Get data by CustomerId only. Example: context.Trips.Where(n=>string.Compare(id + "_00000000-0000-0000-0000-000000000000", n.PartitionKey) <= 0 && string.Compare(id+"_zzzzzzzz-zzzz-zzzz-zzzz-zzzzzzzzzzzz") >=0).AsTableServiceQuery(context);
Get data by CustomerId and TripId. Example: context.Trips.Where(n=>n.PartitionKey == string.Format("{0}_{1}", customerId, tripId).AsTableServiceQuery(context);
Get last X amount of journey steps if you were to search by either CustomerId or CustomerId/TripId by using the "Take" function
Get data via date-range queries by translating timestamps into Ticks
Save data into a trip with a single storage transaction (assuming you have less than 100 steps)

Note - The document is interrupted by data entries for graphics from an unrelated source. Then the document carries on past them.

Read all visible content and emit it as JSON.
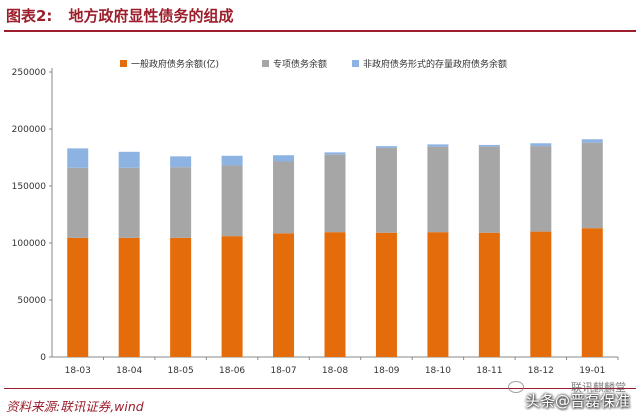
{
  "figure": {
    "label": "图表2:",
    "title": "地方政府显性债务的组成",
    "source": "资料来源:联讯证券,wind",
    "watermark": "头条@晋磊保准",
    "watermark_top": "联讯麒麟堂"
  },
  "colors": {
    "general": "#e46c0a",
    "special": "#a6a6a6",
    "non_gov": "#8db3e2",
    "accent": "#9c1d2b"
  },
  "chart_data": {
    "type": "bar",
    "stacked": true,
    "title": "",
    "xlabel": "",
    "ylabel": "",
    "categories": [
      "18-03",
      "18-04",
      "18-05",
      "18-06",
      "18-07",
      "18-08",
      "18-09",
      "18-10",
      "18-11",
      "18-12",
      "19-01"
    ],
    "series": [
      {
        "name": "一般政府债务余额(亿)",
        "color_key": "general",
        "values": [
          104500,
          104500,
          104500,
          106000,
          108500,
          109500,
          109000,
          109500,
          109000,
          110000,
          113000
        ]
      },
      {
        "name": "专项债务余额",
        "color_key": "special",
        "values": [
          61500,
          61500,
          62000,
          62000,
          63000,
          68000,
          74500,
          75000,
          75500,
          75000,
          75000
        ]
      },
      {
        "name": "非政府债务形式的存量政府债务余额",
        "color_key": "non_gov",
        "values": [
          17000,
          14000,
          9500,
          8500,
          5500,
          2000,
          1500,
          2000,
          1500,
          2500,
          3000
        ]
      }
    ],
    "ylim": [
      0,
      250000
    ],
    "yticks": [
      0,
      50000,
      100000,
      150000,
      200000,
      250000
    ],
    "grid": false,
    "legend": "top"
  }
}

If you can guarantee uniqueness of Times of Steps within each Trip, you don't even have to put JourneyStep into the RowKey as it is somewhat inconvenient
The only downside to this schema is not being able to retrieve a particular single journey step without knowing its Time and Id. However, unless you have very specific use cases, downloading all of the steps inside a trip and then picking a particular one from the list should not be so bad.
HTH
The design of table storage is a function to optimize two major capabilities of Azure Tables:
Scalability
Search performance
As #Frans user already pointed out, Azure tables uses the partitionkey to decide how to scale out your data on multiple storage server nodes. Because of this, I would advise against having unique partitionkeys, since in theory, you will have Azure spanning out storage nodes that will be able to serve one customer only. I say "in theory" because, in practice, Azure uses smart algorithms to identify if there are patterns in your partitionkeys and thus be able to group them (example, if your ids are consecutive numbers). You don't want to fall into this scenario because the scalability of your storage will be unpredictable and at the hands of obscure algorithms that will be making those decisions. See HERE for more information about scalability.
Regarding performance, the fastest way to search is to hit both partitionkey+rowkey in your search queries. Contrary to Amazon DynamoDB, Azure Tables does not support secondary column indexes. If you have your search queries search for attributes stored in columns apart from those two, Azure will need to do a full table scan.
I faced a situation similar to yours, where the design of the partition/row keys was not trivial. In the end, we expanded our data model to include more information so we could design our table in such a way that ~80% of all search queries can be matched to partition+row keys, while the remaining 20% require a table scan. We decided to include the user's location, so our partition key is the user's country and the rowkey is a customer unique ID. This means our data model had to be expanded to include the user's country, which was not a big deal. Maybe you can do the same thing? Group your customers by segment, or by location, or by email address SMTP domain?